Imagem: manifestação contra a ditadura iraniana

Que horror, o povo nas ruas

 

 

Uma revolta popular pacífica, ordeira, participadíssima, onde as únicas bandeiras são as nacionais, deita abaixo uma tirania. Sem necessidade de intervenção dos marines norte-americanos, sem líderes "carismáticos", sem partidos ou igrejas a "organizar" as multidões.

Devia ser motivo de congratulação em todo o mundo democrático. Mas não é. Em redutos de opinião, bem entrincheirados nas suas certezas graníticas, analistas derramam por jornais e blogues o seu imenso desdém pela página histórica que acaba de se virar no Cairo.
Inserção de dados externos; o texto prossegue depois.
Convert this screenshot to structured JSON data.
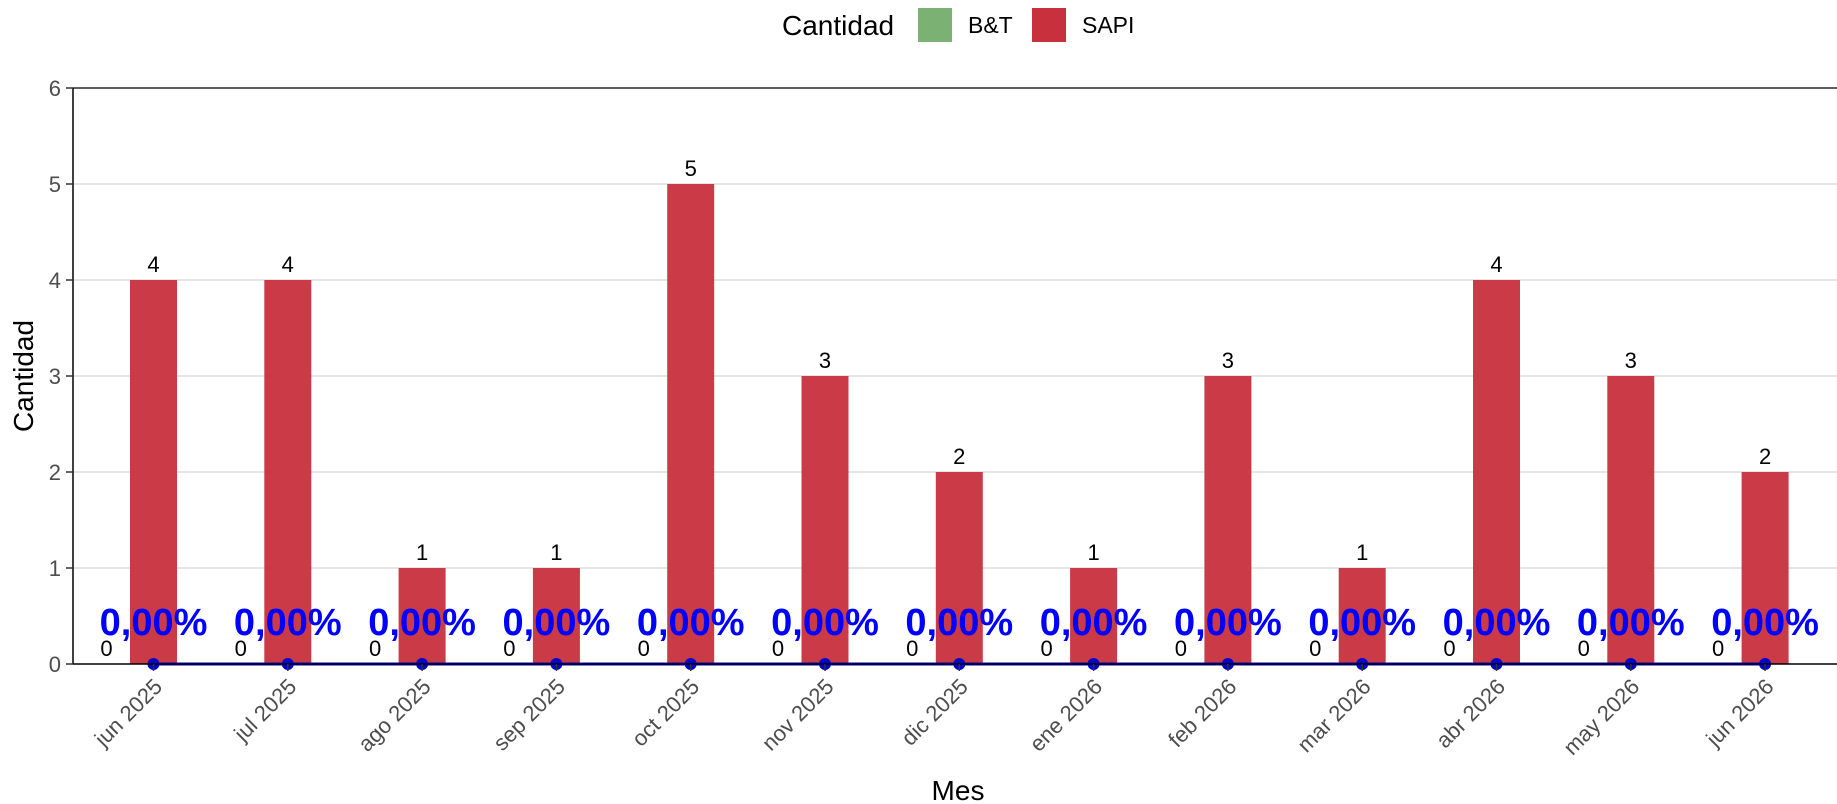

Como se os egípcios, com os seus cinco mil anos de civilização, não estivessem minimamente preparados para a democracia e precisassem para o efeito do aval das ilustres bempensâncias cá do sítio.
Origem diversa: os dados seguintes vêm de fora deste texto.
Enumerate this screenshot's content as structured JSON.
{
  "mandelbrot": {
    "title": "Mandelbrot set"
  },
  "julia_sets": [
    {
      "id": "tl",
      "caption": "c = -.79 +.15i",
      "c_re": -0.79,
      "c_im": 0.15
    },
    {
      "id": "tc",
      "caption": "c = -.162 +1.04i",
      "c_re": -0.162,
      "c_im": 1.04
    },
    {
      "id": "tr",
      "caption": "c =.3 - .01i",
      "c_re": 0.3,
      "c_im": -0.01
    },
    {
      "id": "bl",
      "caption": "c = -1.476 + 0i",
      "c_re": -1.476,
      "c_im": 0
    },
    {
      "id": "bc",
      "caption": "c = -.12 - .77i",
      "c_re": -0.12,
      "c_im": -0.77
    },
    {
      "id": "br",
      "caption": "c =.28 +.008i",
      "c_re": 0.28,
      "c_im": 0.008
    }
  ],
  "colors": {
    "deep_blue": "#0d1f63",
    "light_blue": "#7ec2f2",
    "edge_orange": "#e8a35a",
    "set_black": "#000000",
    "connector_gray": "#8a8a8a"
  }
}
Fernando Martins n' O Cachimbo de Magritte, apressa-se a enumerar um inevitável cortejo de desgraças: «Certamente provocará contra-revolução, guerra contra inimigos internos e externos, terror e caos económico e social.» Verdadeiramente estarrecedor. «Quem acredita que o Egipto teve o seu '25 de Abril' deve preparar-se para um PREC islamita triunfal», exclama, na mesma linha, João Pereira Coutinho no Correio da Manhã. Como antes dele fez Vasco Graça Moura, ao escrever no DN sem dúvidas de qualquer espécie: «Está na cara que [as coisas] vão correr mal, mesmo muito mal.» E hoje Vasco Pulido Valente, bem ao seu estilo, proclama no Público: «Presumindo a mais do que provável (se não inevitável) interferência do Irão, como imaginar que se resolveria fosse o que fosse com eleições? O único resultado seria quase com certeza o alargamento e o reforço da 'Irmandade Muçulmana'». Suprema heresia, optar por eleições...

Leio estas opiniões e parece que estou a escutar Glenn Beck, na Fox News, com as suas «tiradas histéricas» (a definição é dos Los Angeles Times) contra o "avanço do extremismo islâmico" que só ele, dotado de vistas mais apuradas do que o comum dos mortais, consegue descortinar.
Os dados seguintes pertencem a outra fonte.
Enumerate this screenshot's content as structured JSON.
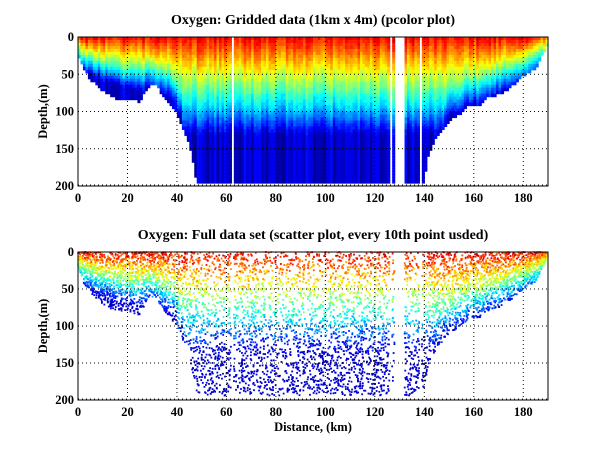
{
  "chart_data": [
    {
      "type": "heatmap",
      "title": "Oxygen: Gridded data (1km x 4m) (pcolor plot)",
      "xlabel": "",
      "ylabel": "Depth,(m)",
      "xlim": [
        0,
        190
      ],
      "ylim": [
        200,
        0
      ],
      "y_reversed": true,
      "xticks": [
        "0",
        "20",
        "40",
        "60",
        "80",
        "100",
        "120",
        "140",
        "160",
        "180"
      ],
      "yticks": [
        "0",
        "50",
        "100",
        "150",
        "200"
      ],
      "grid": true,
      "grid_style": "dotted",
      "colormap": "jet",
      "cell_size": "1km x 4m",
      "bottom_profile": {
        "distance_km": [
          0,
          2,
          5,
          10,
          15,
          20,
          25,
          28,
          31,
          35,
          40,
          45,
          48,
          60,
          100,
          125,
          130,
          140,
          141,
          145,
          150,
          155,
          158,
          162,
          165,
          170,
          175,
          180,
          185,
          188,
          190
        ],
        "max_depth_m": [
          20,
          40,
          55,
          70,
          80,
          80,
          85,
          65,
          60,
          80,
          100,
          140,
          195,
          195,
          195,
          195,
          195,
          195,
          160,
          130,
          110,
          100,
          90,
          90,
          80,
          75,
          65,
          50,
          40,
          20,
          5
        ]
      },
      "gaps_km": [
        [
          62,
          63
        ],
        [
          126,
          127
        ],
        [
          128,
          132
        ],
        [
          138,
          139
        ]
      ],
      "surface_value": "high (red)",
      "deep_value": "low (blue)"
    },
    {
      "type": "scatter",
      "title": "Oxygen: Full data set (scatter plot, every 10th point usded)",
      "xlabel": "Distance, (km)",
      "ylabel": "Depth,(m)",
      "xlim": [
        0,
        190
      ],
      "ylim": [
        200,
        0
      ],
      "y_reversed": true,
      "xticks": [
        "0",
        "20",
        "40",
        "60",
        "80",
        "100",
        "120",
        "140",
        "160",
        "180"
      ],
      "yticks": [
        "0",
        "50",
        "100",
        "150",
        "200"
      ],
      "grid": true,
      "grid_style": "dotted",
      "colormap": "jet"
    }
  ]
}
Ah, como tudo soa bem melhor quando a "democracia" é imposta pelos fuzis do Pentágono e os ditadores, em vez de caírem por determinação do povo, cedem o poder por pressão dos tanques.

Os intelectuais portugueses perante o Egipto

 

A intelectualidade portuguesa nunca dispensou a sobranceria. E tem outra característica, um enorme desprezo pelo povo. Estes dois elementos contaminam geralmente a sua visão do mundo. Ela é sobranceira e elitista. Esqueci-me de outro aspecto: os intelectuais portugueses dificilmente aceitam uma crítica.

 

Escrevo este post depois de visitar um blogue onde costumo ler alguns excelentes autores. Tentei entrar numa discussão na caixa de comentários, acho que escrevi coisas óbvias, mas esbarrei num muro de incompreensão e fui corrido a deselegâncias.

O tema era o Egipto e a forma como de repente uma série de comentadores portugueses (ao arrepio do que se lê em jornais de todo o mundo) decidiu que a revolução egípcia é má e anuncia coisas terríveis. Uma catástrofe, isto de um povo querer ditar o seu destino. A ideia vem geralmente associada a um sub-enredo segundo o qual qualquer pessoa que aprecie os acontecimentos é um idiota sem cura.

 

Num plano mais sério, um autor como Vasco Pulido Valente escreve isto:

 

"Não percebo por que razão os políticos divagam e os jornais se entusiasmam. Não chegou o delírio democrático depois da queda do muro e do colapso da URSS, para perceber que uma insurreição popular não leva forçosamente a uma democracia?" (tirei do blogue do João Gonçalves, onde podem ler o texto completo)

O autor vai por ali fora: a democracia é impossível no Egipto por haver muita miséria, pobreza, ignorância. Não há partidos nem instituições, não haverá elites, os radicais vão tomar o poder e até o Irão vai ajudar à festa. No fundo, aceita-se que a crise do Médio Oriente é como uma queda do muro de Berlim, mas o resultado será necessariamente pior do que aquilo que existia. Portanto... Bem, a partir daqui, a tese é um pouco mais confusa.